Leider sind viele von eher geringem Nutzen, sperrig in der Anwendung oder beinhalten noch zu wenige Daten. Denn die smarteste App bringt wenig, wenn die dahinter stehende Datenbank leer ist. Beteiligt die App ihre Nutzer:innen beim Sammeln von Daten über ein Crowdsourcing, kann dies den Datenbestand schnell erhöhen und die Anwendung weiter pushen. Eine seriöse Prüfung ist dabei allerdings essenziell. Hier einige (subjektive) Empfehlungen unseres Autors, die Anregungen für eigene Recherchen bieten sollen. Viel Spaß beim Stöbern in Ihrem Play- oder Appstore!

Digital heizen

Viele Smart Home Anwendungen werden von Umweltverbänden wie dem BUND eher kritisch gesehen, da sie oft mit höherem Stromverbrauch verbunden sind. Unbestritten ist aber der Nutzen digitaler Heizungssteuerung. So lassen sich täglich mehrere Heiz- und Sparperioden automatisch regeln oder per Internet von unterwegs fernsteuern. Ein elektronisches Thermostat schaltet zwischen den eingestellten Temperaturen selbstständig hin und her. So kann erheblich Energie gespart werden, ohne bei der Heimkehr frieren und auf Komfort verzichten zu müssen. 

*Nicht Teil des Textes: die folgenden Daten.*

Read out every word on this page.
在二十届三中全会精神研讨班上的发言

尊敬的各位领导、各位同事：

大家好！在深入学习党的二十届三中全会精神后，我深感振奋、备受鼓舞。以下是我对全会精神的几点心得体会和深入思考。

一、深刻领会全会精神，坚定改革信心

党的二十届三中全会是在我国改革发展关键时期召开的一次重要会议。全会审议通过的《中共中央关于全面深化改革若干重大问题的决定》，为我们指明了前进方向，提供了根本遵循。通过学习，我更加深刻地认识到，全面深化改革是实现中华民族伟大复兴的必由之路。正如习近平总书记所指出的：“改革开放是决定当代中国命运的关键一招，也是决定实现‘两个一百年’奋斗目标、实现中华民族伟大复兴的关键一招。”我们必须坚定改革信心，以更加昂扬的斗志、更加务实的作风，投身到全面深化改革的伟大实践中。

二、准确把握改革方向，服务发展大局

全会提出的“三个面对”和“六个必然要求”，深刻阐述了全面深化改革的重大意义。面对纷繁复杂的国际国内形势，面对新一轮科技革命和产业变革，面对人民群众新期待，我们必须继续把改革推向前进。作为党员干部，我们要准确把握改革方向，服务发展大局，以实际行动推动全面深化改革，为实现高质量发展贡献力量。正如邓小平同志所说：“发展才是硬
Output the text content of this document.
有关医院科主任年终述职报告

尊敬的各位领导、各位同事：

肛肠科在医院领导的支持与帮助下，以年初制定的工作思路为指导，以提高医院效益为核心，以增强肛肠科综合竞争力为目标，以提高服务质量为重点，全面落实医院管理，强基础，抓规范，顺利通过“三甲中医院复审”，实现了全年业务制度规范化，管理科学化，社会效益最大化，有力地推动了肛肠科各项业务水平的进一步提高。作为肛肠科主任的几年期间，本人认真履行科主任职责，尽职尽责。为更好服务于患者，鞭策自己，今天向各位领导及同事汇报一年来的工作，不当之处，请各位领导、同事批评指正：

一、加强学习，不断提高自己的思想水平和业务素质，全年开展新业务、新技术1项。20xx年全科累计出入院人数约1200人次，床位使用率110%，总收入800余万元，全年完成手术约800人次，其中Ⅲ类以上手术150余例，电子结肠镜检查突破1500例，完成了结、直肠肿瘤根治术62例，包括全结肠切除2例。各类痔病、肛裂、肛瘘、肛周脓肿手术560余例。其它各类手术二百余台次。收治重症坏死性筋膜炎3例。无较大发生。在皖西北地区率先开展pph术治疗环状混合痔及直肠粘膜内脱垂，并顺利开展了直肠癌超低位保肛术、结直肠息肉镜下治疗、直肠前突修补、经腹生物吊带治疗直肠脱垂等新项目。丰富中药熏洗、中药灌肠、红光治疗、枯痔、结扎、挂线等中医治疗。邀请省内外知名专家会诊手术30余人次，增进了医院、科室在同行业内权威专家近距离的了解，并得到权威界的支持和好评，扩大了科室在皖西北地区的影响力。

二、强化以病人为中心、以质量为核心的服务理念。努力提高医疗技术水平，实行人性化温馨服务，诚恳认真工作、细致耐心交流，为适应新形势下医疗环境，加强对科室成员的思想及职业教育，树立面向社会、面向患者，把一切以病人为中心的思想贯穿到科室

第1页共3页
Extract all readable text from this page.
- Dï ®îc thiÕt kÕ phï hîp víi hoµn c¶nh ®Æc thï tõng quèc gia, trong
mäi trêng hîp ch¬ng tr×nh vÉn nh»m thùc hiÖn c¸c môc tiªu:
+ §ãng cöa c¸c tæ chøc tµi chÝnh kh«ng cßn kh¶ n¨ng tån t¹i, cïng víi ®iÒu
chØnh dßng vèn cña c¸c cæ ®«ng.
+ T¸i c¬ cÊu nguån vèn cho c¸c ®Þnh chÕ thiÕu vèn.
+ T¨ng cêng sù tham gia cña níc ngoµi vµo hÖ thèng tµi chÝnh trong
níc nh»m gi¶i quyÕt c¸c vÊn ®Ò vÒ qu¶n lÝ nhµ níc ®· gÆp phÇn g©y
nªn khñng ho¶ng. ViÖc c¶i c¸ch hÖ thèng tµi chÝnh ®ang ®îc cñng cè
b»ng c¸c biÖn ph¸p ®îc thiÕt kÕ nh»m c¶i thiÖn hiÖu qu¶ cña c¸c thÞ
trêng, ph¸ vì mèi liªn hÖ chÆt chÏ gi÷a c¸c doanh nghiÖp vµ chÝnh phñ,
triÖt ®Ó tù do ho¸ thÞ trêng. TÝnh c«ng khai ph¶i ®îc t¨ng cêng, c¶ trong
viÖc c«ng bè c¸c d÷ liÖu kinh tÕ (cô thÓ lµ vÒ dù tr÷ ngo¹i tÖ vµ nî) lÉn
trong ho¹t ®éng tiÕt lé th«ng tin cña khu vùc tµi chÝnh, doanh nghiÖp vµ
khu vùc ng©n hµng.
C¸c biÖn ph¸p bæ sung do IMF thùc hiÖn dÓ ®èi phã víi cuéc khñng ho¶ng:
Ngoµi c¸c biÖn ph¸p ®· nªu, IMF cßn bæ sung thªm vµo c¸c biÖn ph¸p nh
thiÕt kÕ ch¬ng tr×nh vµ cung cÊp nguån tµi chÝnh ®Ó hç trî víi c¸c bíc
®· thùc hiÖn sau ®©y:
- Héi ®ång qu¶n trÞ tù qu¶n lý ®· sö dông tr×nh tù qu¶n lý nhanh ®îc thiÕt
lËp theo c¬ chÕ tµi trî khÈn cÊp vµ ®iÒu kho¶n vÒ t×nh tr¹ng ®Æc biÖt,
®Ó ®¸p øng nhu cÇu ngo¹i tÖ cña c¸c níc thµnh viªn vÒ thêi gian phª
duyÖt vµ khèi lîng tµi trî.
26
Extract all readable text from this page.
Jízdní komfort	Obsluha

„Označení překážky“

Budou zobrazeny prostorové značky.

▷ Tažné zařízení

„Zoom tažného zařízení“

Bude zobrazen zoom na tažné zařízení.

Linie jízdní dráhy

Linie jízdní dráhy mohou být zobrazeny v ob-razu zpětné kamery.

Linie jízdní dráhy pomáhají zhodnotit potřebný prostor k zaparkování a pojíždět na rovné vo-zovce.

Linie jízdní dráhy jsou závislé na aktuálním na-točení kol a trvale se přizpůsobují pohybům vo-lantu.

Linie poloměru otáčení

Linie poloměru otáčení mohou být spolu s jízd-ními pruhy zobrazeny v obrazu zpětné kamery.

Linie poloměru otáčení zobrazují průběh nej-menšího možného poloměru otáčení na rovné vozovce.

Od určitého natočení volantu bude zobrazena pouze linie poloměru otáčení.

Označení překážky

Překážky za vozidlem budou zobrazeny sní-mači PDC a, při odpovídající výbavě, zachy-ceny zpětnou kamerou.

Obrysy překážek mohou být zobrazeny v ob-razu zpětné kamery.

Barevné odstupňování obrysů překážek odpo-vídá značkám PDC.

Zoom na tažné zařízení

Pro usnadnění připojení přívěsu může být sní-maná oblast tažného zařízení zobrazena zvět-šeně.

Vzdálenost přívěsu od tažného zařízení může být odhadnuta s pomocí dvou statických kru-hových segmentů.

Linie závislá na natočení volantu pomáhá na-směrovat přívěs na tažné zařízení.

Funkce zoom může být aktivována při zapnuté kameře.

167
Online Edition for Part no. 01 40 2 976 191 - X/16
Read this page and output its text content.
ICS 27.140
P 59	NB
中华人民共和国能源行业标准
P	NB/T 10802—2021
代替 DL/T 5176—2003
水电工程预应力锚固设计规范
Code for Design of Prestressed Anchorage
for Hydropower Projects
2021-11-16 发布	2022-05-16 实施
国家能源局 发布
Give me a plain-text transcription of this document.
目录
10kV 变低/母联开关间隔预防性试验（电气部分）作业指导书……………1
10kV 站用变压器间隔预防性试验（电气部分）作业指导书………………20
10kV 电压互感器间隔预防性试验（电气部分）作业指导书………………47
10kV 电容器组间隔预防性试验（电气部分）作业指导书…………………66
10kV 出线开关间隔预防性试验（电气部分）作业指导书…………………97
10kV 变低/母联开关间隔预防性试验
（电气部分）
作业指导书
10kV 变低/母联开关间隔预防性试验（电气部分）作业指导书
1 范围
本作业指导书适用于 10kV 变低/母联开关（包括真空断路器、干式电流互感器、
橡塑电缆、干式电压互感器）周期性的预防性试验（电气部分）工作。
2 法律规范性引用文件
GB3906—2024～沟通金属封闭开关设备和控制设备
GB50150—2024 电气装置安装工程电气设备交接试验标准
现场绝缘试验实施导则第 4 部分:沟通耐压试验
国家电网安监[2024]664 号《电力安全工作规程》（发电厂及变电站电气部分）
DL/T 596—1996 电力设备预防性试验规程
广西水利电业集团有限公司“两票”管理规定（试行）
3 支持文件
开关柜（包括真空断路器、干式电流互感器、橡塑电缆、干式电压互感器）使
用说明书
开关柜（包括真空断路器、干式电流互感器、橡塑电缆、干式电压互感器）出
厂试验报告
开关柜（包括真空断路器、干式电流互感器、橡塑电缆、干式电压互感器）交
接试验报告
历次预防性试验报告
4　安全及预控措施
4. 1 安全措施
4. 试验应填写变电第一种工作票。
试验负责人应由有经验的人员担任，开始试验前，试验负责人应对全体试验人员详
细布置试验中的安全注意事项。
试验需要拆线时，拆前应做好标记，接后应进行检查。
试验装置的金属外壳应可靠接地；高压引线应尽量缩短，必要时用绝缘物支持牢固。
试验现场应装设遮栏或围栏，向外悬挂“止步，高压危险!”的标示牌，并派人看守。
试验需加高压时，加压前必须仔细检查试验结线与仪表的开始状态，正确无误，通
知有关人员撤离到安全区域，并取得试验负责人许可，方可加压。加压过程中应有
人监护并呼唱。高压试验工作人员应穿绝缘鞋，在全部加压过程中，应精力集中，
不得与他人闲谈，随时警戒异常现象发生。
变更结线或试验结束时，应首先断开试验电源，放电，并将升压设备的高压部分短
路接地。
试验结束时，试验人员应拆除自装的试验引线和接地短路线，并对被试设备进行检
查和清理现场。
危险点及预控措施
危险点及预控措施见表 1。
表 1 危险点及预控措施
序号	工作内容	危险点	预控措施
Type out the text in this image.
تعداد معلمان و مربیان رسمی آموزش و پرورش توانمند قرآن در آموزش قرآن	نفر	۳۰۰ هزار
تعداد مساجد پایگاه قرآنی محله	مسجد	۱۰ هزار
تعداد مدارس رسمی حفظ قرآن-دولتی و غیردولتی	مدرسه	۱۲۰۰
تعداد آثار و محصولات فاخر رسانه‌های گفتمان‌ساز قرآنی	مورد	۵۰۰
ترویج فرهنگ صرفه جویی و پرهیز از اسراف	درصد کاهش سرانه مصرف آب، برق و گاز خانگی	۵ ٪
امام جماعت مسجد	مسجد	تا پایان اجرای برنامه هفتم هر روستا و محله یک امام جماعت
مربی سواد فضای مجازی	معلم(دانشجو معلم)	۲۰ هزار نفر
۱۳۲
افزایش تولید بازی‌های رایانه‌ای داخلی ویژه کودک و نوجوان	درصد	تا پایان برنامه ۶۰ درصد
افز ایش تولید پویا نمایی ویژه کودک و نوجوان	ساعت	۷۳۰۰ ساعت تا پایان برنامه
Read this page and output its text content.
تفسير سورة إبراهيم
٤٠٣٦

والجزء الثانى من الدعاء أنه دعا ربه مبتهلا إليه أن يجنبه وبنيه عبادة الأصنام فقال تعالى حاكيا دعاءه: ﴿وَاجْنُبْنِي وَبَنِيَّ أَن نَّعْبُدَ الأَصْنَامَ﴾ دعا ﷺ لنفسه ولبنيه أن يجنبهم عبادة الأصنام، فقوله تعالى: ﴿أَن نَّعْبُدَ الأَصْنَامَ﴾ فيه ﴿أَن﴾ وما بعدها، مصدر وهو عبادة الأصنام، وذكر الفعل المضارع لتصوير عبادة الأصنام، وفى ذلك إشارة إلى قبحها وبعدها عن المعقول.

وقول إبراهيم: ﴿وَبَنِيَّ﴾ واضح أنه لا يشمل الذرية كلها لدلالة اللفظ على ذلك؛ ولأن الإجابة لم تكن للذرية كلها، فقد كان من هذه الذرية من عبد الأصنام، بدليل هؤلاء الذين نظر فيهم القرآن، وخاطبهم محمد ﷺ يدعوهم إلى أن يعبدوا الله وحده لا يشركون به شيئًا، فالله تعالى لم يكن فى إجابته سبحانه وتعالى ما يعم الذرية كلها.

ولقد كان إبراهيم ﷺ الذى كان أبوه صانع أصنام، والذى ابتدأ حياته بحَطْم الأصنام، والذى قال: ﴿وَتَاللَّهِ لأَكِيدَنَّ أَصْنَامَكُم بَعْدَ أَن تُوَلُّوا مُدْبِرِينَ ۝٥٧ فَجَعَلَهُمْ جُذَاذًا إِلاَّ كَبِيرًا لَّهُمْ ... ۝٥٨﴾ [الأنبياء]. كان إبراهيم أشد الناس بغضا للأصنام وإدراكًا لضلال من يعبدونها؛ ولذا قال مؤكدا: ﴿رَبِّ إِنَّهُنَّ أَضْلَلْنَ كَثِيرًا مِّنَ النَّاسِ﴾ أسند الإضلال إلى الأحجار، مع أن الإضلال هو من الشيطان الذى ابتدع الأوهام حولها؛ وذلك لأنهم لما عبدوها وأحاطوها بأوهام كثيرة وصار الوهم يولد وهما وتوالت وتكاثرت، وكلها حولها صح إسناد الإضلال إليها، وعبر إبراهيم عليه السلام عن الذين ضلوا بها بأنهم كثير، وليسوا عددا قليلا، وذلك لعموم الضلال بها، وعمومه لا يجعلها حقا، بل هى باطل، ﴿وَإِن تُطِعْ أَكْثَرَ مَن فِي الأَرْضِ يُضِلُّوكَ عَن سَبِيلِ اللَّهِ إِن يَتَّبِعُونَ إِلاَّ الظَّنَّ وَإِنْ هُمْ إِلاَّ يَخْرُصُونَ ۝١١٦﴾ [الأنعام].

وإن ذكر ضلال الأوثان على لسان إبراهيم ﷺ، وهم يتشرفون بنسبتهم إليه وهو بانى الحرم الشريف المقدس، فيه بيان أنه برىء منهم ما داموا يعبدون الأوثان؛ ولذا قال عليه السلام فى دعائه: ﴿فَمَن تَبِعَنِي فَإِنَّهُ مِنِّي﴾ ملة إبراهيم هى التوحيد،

Der einfachste Fall sind konventionelle Heizkörper mit direkt verbauten Thermostatventilen. Auch von weniger begabten Heimwerker:innen lässt sich der klassische Drehknopf mit einfachem oder ganz ohne Werkzeug abmontieren und durch ein elektronisches Thermostat ersetzen. Ein Eingriff in den Heizkreislauf ist dazu nicht erforderlich. Mit Strom versorgt sich das Gerät meist durch 2 Mignon-Batterien (AA), die zumindest für eine Heizperiode reichen sollten. Zu beachten ist der passende Anschluss. In der Regel sind die Thermostate mit einem M30-Gewindering versehen, der auf viele Heizkörper direkt passt. Sonst gibt es für alle Fälle den richtigen Adapter, z.B. nach dem RAV-Standard für Danfoss-Ventile. Der muss aber meistens extra bestellt werden. 

Auch wenn das Internet sehr günstige Modelle ab 20 Euro bietet, sollte man sich einen etwas höheren Standard gönnen und darauf achten, ein Gerät mit App-Steuerung zu erwerben. Sonst verdirbt einem das Gefummel an unverständlichen Schaltknöpfen mit gegoogelten Anleitungen schnell den Spaß. Ab rund 40 Euro gibt es solche Thermostatregler etwa von Eqiva oder die stylische Comet-Serie von Eurotronic, die über Bluetooth direkt mit dem Handy gekoppelt werden. Etwas teurer sind Modelle mit WLAN-Anbindung. Diese benötigen mehr Strom, können dafür aber mit einem Smart Home System gekoppelt und über Internet bedient werden. FRITZ!DECT Modelle lassen sich direkt über die Software der FRITZ!Box steuern. Sinnvoll ist in jedem Fall eine Lüftungs-Abschaltung, welche die Temperatur herunterregelt, solange das Fenster geöffnet ist.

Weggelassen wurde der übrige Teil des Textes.